Several months ago Jason Whitlock penned a very polarizing column about sports personality Katie Nolan.
In an article titled, “KATIE NOLAN REPRESENTS THE ELIMINATION OF AMERICA’S MERITOCRACY AND EXPOSES THE FRAUDULENCE OF HER SUPPORTERS,” he essentially made the case that it’s shocking how much she fails upwards despite any success whatsoever in sports media.
In light of this week’s ruckus about white and black female broadcasters and the varying treatments they get, his piece seems extra poignant in hindsight.
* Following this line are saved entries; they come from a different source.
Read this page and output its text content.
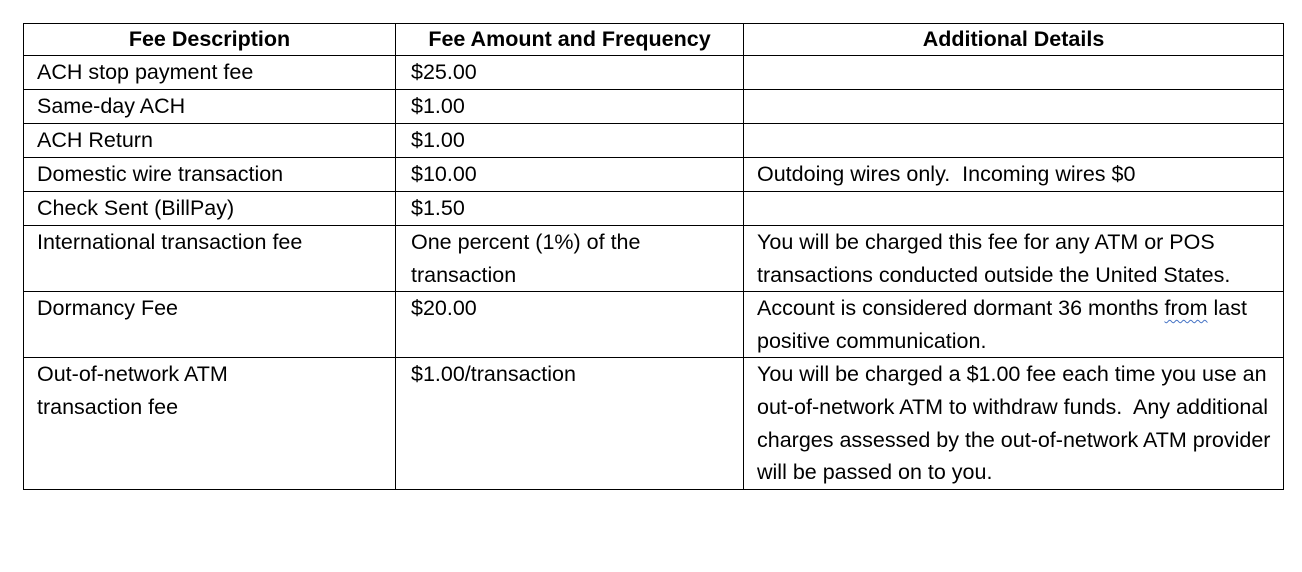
Fee Description	Fee Amount and Frequency	Additional Details
ACH stop payment fee	$25.00	
Same-day ACH	$1.00	
ACH Return	$1.00	
Domestic wire transaction	$10.00	Outdoing wires only.  Incoming wires $0
Check Sent (BillPay)	$1.50	
International transaction fee	One percent (1%) of the transaction	You will be charged this fee for any ATM or POS transactions conducted outside the United States.
Dormancy Fee	$20.00	Account is considered dormant 36 months from last positive communication.
Out-of-network ATM transaction fee	$1.00/transaction	You will be charged a $1.00 fee each time you use an out-of-network ATM to withdraw funds.  Any additional charges assessed by the out-of-network ATM provider will be passed on to you.
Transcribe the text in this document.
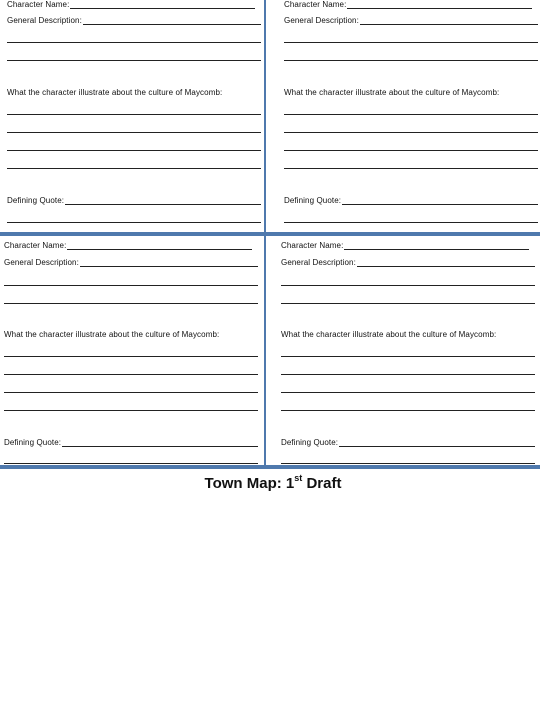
Character Name:
General Description:
What the character illustrate about the culture of Maycomb:
Defining Quote:
Character Name:
General Description:
What the character illustrate about the culture of Maycomb:
Defining Quote:
Character Name:
General Description:
What the character illustrate about the culture of Maycomb:
Defining Quote:
Character Name:
General Description:
What the character illustrate about the culture of Maycomb:
Defining Quote:
Town Map: 1st Draft
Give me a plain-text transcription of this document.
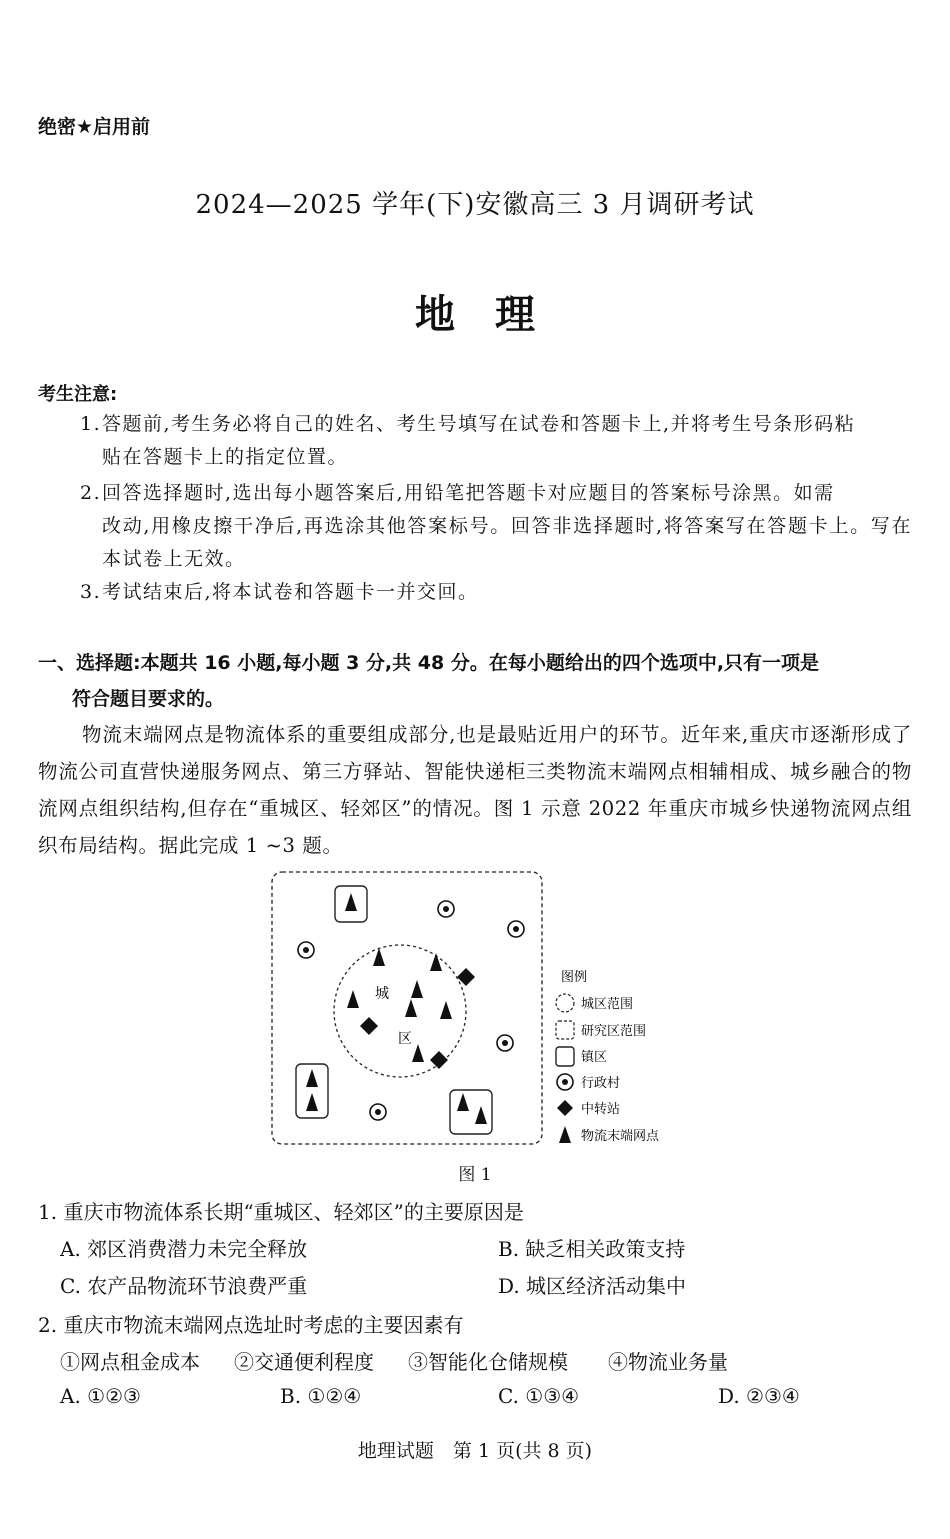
绝密★启用前
2024—2025 学年(下)安徽高三 3 月调研考试
地理
考生注意:
1.答题前,考生务必将自己的姓名、考生号填写在试卷和答题卡上,并将考生号条形码粘
贴在答题卡上的指定位置。
2.回答选择题时,选出每小题答案后,用铅笔把答题卡对应题目的答案标号涂黑。如需
改动,用橡皮擦干净后,再选涂其他答案标号。回答非选择题时,将答案写在答题卡上。写在本试卷上无效。
3.考试结束后,将本试卷和答题卡一并交回。
一、选择题:本题共 16 小题,每小题 3 分,共 48 分。在每小题给出的四个选项中,只有一项是
符合题目要求的。
物流末端网点是物流体系的重要组成部分,也是最贴近用户的环节。近年来,重庆市逐渐形成了物流公司直营快递服务网点、第三方驿站、智能快递柜三类物流末端网点相辅相成、城乡融合的物流网点组织结构,但存在“重城区、轻郊区”的情况。图 1 示意 2022 年重庆市城乡快递物流网点组织布局结构。据此完成 1 ~3 题。
城
区
图例
城区范围
研究区范围
镇区
行政村
中转站
物流末端网点
图 1
1. 重庆市物流体系长期“重城区、轻郊区”的主要原因是
A. 郊区消费潜力未完全释放	B. 缺乏相关政策支持
C. 农产品物流环节浪费严重	D. 城区经济活动集中
2. 重庆市物流末端网点选址时考虑的主要因素有
①网点租金成本 ②交通便利程度 ③智能化仓储规模 ④物流业务量
A. ①②③	B. ①②④	C. ①③④	D. ②③④
地理试题　第 1 页(共 8 页)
Naturally, given the overwhelming love Nolan receives from sports Twitter, the piece caused something of a stir at the time.
On Monday, sports media insider Bobby Burack reported that Always Late, Nolan’s ESPN+ show that nobody actually watched, has officially been axed by the network.
As noted by Burack, “in 2019, ESPN moved Always Late off ESPN+ to ESPN2, after failing to draw significant users to its streaming platform. Nolan’s show didn’t work on linear TV either.”
Why is this a big deal? Because ESPN signed her, while simultaneously letting go of much more established and respected talents, to a salary of more than a million dollars a year when it was evident to anyone and everyone she’d fail.
In his now infamous column, Whitlock ascribed Nolan’s genuinely puzzling notoriety in sports media to “white privilege,” something that often gets mentioned in the news, but oddly enough rarely in relation to people like Nolan.
— Game 7 (@game7__) June 14, 2021
“You punch her name into Google and you could spend the next month reading everything you need to know about a TV personality without a single legitimate accomplishment,” Whitlock continued.
Now that Nolan has failed, again, Whitlock’s words ring truer than ever.
At the end of the day, Whitlock is like every other online provocateur. He overstates for dramatic effect, gives hot takes and so on and so forth – but that doesn’t mean he gets everything wrong the way social media would have you believe. His assessment of Nolan was right on the money, and he deserves credit for being brave enough to say it first.